Throughout the novel, Melinda is shown to have a strong aversion to men in general, especially Andy Evans, her rapist. Her distrust of men can be attributed to her possible PTSD due to her rape. At one point in the story, she is invited over to a friend’s house, but doesn’t trust him and hints strongly at the idea that she thinks he would have harmed her had she have gone, which is shown from the following quote, “David: ‘Come on, Mel. You gotta come with us! My dad told me to bring anyone I wanted. We can give you a ride home after if you want. It’ll be fun. You do remember fun, don’t you?’ Nope. I don’t do parties… Melinda One: ‘Get a life. It was just pizza. He wasn’t going to try anything. His parents were going to be there!’… Melinda Two: ‘The world is a dangerous place. You don’t know what would have happened. What if he was just saying his parents were going to be there? He could have been lying… Now hurry up and get us home. I don’t like it out here. It’s too dark.’” This distress or fear at the notion of being around men is something that is very common among sexual assault victims. As many as 70% of victims of sexual assault or rape have reported moderate to severe distress, which is disproportionately larger of a percentage than any other violent crime, as stated by RAINN (Rape, Abuse and Incest National Network). Things like PTSD can greatly warp the modern adolescent experience, and many people end up flying under the radar and going undiagnosed with their trauma, which only makes the adolescent experience tougher. As a result, many teens who do end up experiencing trauma bottle it up and avoid speaking about it to others, instead choosing to avoid the issue, which can lead to many more issues down the line.

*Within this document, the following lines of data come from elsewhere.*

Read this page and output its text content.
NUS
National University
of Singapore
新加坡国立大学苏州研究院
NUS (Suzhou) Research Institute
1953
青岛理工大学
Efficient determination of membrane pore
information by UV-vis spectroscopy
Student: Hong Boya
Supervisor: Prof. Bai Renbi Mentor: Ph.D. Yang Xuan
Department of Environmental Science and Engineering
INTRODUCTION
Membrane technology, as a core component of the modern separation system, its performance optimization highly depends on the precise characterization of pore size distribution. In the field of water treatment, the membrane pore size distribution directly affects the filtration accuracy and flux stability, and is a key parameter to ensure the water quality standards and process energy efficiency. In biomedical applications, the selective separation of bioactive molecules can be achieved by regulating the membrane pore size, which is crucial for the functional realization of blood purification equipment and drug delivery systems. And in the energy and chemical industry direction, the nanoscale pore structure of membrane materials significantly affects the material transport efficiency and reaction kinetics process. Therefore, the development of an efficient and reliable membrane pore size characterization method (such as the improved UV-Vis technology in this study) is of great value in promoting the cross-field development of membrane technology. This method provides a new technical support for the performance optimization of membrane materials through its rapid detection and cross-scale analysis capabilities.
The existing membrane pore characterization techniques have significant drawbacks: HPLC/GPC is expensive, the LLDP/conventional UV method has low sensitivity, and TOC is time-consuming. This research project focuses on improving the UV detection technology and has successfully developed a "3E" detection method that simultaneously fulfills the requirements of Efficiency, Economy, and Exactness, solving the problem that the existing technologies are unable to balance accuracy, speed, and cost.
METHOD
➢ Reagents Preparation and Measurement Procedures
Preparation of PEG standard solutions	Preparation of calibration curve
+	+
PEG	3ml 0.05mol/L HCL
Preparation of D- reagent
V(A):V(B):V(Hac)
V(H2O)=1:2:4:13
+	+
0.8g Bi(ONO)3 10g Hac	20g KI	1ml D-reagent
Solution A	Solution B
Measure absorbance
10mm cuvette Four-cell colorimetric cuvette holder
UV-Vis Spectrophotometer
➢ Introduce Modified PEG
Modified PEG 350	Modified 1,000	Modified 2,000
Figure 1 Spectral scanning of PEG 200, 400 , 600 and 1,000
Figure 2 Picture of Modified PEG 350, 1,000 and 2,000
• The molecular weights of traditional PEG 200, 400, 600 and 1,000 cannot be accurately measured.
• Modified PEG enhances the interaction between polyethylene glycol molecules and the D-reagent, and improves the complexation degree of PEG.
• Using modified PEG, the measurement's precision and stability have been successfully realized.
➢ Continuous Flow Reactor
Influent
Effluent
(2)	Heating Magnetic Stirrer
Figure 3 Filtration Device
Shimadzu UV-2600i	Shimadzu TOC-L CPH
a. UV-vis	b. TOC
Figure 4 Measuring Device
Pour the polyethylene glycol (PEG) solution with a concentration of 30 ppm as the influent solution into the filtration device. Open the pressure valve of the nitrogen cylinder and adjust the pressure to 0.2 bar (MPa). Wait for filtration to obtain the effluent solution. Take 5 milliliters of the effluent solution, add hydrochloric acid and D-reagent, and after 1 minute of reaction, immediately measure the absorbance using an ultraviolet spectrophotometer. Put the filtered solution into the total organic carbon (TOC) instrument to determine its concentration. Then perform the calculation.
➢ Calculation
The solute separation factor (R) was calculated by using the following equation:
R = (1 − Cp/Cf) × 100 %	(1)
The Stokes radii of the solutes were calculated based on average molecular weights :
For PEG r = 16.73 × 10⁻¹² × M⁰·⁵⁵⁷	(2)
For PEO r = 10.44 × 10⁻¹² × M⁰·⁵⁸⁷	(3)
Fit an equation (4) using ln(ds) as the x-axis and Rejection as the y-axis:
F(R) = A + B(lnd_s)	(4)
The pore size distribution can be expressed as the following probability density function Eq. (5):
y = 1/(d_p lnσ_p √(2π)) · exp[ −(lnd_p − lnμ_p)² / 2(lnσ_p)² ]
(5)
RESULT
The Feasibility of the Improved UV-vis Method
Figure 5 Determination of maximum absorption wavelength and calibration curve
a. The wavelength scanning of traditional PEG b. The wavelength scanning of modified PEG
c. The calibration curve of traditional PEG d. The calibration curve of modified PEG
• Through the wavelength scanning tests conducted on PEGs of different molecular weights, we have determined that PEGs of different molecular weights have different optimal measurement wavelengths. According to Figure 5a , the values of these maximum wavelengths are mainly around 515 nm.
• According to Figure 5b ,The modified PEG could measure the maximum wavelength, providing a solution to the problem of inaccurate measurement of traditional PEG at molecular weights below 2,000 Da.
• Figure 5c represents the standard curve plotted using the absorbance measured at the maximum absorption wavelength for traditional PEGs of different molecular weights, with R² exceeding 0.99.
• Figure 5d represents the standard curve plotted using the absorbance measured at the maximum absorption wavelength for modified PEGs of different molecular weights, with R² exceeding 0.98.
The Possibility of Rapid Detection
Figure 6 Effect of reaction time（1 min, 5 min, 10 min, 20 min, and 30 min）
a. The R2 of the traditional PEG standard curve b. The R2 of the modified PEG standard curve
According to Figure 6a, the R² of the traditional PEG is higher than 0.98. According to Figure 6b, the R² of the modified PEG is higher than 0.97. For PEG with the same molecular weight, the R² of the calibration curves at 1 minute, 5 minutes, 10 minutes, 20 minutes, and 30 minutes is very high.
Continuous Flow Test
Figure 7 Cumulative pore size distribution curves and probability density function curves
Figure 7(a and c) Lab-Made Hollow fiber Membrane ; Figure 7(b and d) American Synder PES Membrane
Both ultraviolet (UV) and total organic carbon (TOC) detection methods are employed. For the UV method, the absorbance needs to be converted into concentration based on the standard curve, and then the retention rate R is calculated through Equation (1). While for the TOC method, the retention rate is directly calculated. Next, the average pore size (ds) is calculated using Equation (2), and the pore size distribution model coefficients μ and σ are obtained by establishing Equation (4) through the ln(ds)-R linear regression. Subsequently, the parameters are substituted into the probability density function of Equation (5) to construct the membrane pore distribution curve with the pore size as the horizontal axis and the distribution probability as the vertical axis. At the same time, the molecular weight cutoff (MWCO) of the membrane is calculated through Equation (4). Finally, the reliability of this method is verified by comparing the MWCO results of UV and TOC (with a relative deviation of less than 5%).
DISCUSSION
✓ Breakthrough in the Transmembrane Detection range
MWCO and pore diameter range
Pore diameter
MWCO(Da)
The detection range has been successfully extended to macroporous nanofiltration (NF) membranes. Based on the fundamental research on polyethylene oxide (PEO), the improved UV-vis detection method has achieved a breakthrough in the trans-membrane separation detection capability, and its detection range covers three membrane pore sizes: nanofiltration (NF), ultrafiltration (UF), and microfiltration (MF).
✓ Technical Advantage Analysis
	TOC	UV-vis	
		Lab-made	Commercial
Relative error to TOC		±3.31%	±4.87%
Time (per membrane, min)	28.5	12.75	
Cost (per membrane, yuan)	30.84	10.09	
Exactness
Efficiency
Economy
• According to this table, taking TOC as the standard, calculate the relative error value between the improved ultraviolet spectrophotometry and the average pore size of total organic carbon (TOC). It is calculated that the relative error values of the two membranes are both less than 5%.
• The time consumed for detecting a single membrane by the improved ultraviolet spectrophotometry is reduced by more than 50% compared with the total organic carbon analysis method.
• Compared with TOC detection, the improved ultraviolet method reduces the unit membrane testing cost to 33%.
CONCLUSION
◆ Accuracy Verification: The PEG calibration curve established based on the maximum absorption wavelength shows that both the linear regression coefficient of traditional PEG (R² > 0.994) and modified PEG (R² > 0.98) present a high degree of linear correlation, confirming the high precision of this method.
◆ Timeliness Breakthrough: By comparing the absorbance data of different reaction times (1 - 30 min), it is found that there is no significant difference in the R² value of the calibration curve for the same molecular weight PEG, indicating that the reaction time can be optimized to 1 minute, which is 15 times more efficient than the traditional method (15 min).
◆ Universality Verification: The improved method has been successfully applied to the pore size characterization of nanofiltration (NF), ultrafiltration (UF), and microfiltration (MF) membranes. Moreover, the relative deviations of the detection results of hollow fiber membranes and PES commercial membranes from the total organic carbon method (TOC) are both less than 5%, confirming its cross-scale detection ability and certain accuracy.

In summary, the modern adolescent experience in terms of mental health is an incredibly complex and ever-changing concept. With an often non-sympathetic society, shifting social pressures and possible childhood trauma, teenagers often have a lot on their plate, all of which largely contribute to the rise in anxiety and depression among youth. The novel Speak portrays a lot of these issues and pressures wonderfully, and gives a greatly detailed look into what the modern adolescent experience might look like when one’s mental health is thrown into the mix.